The glass roof is directly above the single centre platform. This is similar to the design of Yorkdale station, where the interior walls of the station at platform level are unfinished concrete, with curved sections over the tracks to form a lower ceiling. Unlike Yorkdale, the curve is less sudden, making the walls more rounded in appearance. They are clad with white horizontal panels between vertical concrete "ribs", along with a wider orange panel strip displaying the station name. Platform-level seating is sheltered within glass walls. Wayfinding signage is backlit. Floors and some of the walls are clad with red-brown tiles.
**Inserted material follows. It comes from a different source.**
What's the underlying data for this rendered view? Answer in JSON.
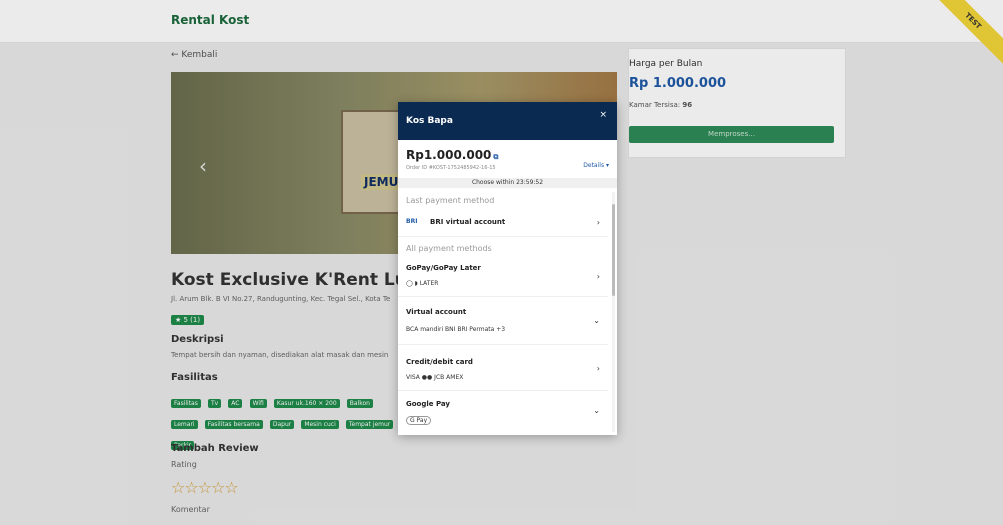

Glencairn features an artistic skylight entitled Joy, designed by Rita Letendre. The original iteration, installed in 1977, comprised a series of translucent acrylic panels. It was removed in the early 1990s at Letendre's request after leakage damaged the panels. The second version, installed in 2020, is a reinterpretation of the original work. It consists of art colours inserted between two glass panels.

==Surface connections==

TTC routes serving the station include:

| Route | Name | Additional information |
|---|---|---|
| 14 | Glencairn | Eastbound to Davisville station and westbound to Caledonia Road |

Transfers to buses occur at curbside stops outside this station. 109 Ranee runs along Marlee Avenue one block west of Glencairn station.